The coalition air operation against Muammar Ghadaffi has demonstrated the enormous capacity of the U.S. military. Precision weapons took out Ghadaffi’s surface-to-air missile sites and aircraft shelters. E/A-18G Growlers jammed Libyan electronics. F-15s and F-16s conducted both counter-air and surface-attack missions. Unmanned systems, most likely the Global Hawk, provided critical reconnaissance and surveillance.
One system that is providing a critical service in this operation is the Harrier jump jet. This Marine Corps close support aircraft has been operating from U.S. large deck amphibious warfare ships in the Mediterranean. Without an aircraft carrier in the area the Harriers are the only system available to conduct responsive air missions. The Harriers provide prompt air power from the coalition platform closest to the Libyan coast.

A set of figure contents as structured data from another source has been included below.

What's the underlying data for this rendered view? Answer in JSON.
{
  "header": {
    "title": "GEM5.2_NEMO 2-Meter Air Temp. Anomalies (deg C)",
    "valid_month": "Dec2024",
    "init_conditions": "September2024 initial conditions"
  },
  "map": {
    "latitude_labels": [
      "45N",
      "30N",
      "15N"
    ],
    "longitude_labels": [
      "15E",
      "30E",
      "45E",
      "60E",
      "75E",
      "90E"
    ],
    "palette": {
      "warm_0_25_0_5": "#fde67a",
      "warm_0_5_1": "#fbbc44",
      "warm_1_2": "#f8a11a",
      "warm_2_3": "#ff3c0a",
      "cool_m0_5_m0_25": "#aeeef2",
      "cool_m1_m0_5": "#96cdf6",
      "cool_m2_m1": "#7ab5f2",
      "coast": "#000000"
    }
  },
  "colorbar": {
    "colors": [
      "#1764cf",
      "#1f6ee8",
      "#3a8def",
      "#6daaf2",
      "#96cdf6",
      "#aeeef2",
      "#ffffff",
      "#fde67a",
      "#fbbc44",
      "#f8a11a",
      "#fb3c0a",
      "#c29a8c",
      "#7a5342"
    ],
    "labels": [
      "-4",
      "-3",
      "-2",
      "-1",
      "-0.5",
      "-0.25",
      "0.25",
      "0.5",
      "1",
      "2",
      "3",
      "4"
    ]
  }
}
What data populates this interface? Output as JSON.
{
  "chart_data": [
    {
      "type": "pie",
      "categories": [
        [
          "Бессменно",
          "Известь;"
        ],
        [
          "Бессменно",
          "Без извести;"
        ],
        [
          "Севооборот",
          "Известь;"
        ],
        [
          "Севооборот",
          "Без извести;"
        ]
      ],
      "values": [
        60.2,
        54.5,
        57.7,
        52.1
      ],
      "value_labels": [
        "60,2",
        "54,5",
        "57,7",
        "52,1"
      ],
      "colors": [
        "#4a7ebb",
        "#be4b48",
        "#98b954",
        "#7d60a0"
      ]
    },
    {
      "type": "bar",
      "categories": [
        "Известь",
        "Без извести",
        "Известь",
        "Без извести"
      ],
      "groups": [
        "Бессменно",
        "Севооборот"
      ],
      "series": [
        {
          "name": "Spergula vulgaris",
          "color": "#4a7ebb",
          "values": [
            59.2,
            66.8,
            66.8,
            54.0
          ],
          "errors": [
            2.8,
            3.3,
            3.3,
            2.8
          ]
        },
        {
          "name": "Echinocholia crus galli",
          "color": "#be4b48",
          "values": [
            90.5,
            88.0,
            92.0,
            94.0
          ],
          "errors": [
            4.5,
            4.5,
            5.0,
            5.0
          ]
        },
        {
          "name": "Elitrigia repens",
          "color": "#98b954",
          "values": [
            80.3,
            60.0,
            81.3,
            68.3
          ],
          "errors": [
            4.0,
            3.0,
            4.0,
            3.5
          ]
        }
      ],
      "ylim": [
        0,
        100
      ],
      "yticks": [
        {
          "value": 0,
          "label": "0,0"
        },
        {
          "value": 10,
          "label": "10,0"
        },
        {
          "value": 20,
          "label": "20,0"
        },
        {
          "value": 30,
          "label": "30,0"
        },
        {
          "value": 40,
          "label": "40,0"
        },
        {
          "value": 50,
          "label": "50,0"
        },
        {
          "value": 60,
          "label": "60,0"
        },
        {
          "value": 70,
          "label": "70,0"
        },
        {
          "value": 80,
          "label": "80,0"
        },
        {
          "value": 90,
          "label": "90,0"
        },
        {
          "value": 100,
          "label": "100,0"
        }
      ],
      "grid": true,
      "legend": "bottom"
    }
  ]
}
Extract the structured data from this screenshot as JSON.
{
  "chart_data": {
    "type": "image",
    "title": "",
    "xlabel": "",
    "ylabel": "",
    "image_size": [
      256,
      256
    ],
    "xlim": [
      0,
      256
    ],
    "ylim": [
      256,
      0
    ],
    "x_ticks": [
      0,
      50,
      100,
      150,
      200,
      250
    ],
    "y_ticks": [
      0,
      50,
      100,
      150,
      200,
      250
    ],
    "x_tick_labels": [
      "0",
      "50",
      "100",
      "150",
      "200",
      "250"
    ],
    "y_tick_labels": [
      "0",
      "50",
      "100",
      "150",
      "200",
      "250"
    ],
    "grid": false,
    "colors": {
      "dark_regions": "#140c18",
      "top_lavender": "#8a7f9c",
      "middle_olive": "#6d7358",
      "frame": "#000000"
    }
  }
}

But the Harrier is aging and must be replaced. The planned replacement is the F-35B short takeoff/vertical landing (STOVL) version of the Joint Strike Fighter. The F-35B will have numerous improvements over the Harrier, notably stealthiness, advanced avionics, improved sensors, and a more powerful engine. This last feature is particularly important because it means the F-35B can carry a significantly greater bomb load to a greater distance than the Harrier.
The current conflict clearly demonstrates the continuing value of the capability the F-35B will provide. The ability to operate from ships other than aircraft carriers, from airfields with short runways or from expedient airbases is of tremendous value in a period of uncertainty and local conflicts.